State Management with Redux – Managing App State Made Easier
Redux became the most popular Flux‑inspired state library during 2016, thanks to Dan Abramov’s time‑travel demo at React Europe and rapid community adoption.
Core concepts
- Store – holds one immutable state tree.
- Action – plain object that describes “what happened”.
- Reducer – pure function
(state, action) ⇒ newState
. - Dispatch – send an action to update state.

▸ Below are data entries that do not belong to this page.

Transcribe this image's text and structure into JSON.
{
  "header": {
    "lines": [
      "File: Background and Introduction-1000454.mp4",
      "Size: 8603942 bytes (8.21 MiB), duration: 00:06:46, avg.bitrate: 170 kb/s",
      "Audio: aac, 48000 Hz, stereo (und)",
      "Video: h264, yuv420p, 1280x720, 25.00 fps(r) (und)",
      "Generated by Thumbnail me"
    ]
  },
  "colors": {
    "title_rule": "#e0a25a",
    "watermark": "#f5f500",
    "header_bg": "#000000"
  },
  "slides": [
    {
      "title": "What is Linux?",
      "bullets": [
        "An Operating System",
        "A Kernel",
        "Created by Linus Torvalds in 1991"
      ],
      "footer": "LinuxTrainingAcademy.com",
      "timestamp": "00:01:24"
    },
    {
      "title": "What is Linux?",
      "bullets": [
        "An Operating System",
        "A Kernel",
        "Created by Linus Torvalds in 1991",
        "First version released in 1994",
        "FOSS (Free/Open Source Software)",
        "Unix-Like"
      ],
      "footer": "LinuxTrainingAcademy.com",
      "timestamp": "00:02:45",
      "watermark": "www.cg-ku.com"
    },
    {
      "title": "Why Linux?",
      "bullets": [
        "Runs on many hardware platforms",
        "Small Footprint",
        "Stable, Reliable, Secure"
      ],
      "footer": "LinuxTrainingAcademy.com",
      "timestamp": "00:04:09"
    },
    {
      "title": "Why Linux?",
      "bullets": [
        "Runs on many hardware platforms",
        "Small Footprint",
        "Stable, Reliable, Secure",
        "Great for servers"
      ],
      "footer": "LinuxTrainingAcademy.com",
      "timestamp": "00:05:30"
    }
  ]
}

- Provider – React binding that makes the store available.
Install and set up
# Add Redux and React bindings
npm install redux react-redux --save
Create src/store.js
import { createStore } from 'redux';
import rootReducer from './reducer';
const store = createStore(rootReducer);
export default store;
Write a reducer
// src/reducer.js
const initial = { count: 0 };
export default function reducer(state = initial, action) {
switch (action.type) {
case 'counter/inc':
return { ...state, count: state.count + 1 };
default:
return state;
}
}
Reducers return new objects; they never mutate the old state.
Define an action creator
export const inc = () => ({ type: 'counter/inc' });
Actions are serialisable, making time‑travel debugging possible.
Wire Redux into React
import React from 'react';
import { Provider, useSelector, useDispatch } from 'react-redux';
import store, { inc } from './store';
function Counter() {
const count = useSelector(s => s.count);
const dispatch = useDispatch();
return (
<button onClick={() => dispatch(inc())}>
Clicked {count}
</button>
);
}
export default function App() {
return (
<Provider store={store}>
<Counter />
</Provider>
);
}
useSelector
reads from the store, and dispatch
sends actions. React components stay stateless; Redux owns the data flow.
Why Redux gained traction
- Predictability – single source of truth and pure reducers make bugs easier to trace.
- DevTools time travel – rewind and replay actions while editing code.
- Tiny API – just a handful of functions compared with heavier Flux variants.
- Strong React pairing –
react-redux
5.0 landed late 2016, optimised for React 15+. - Community learning – free Egghead course and countless tutorials helped newcomers.
- Survey love – State of JS 2016 showed Redux leading satisfaction charts.
Keep it simple
Start with one reducer; split later with combineReducers
.
Avoid over‑architecting small apps—Redux shines when state is shared across many components.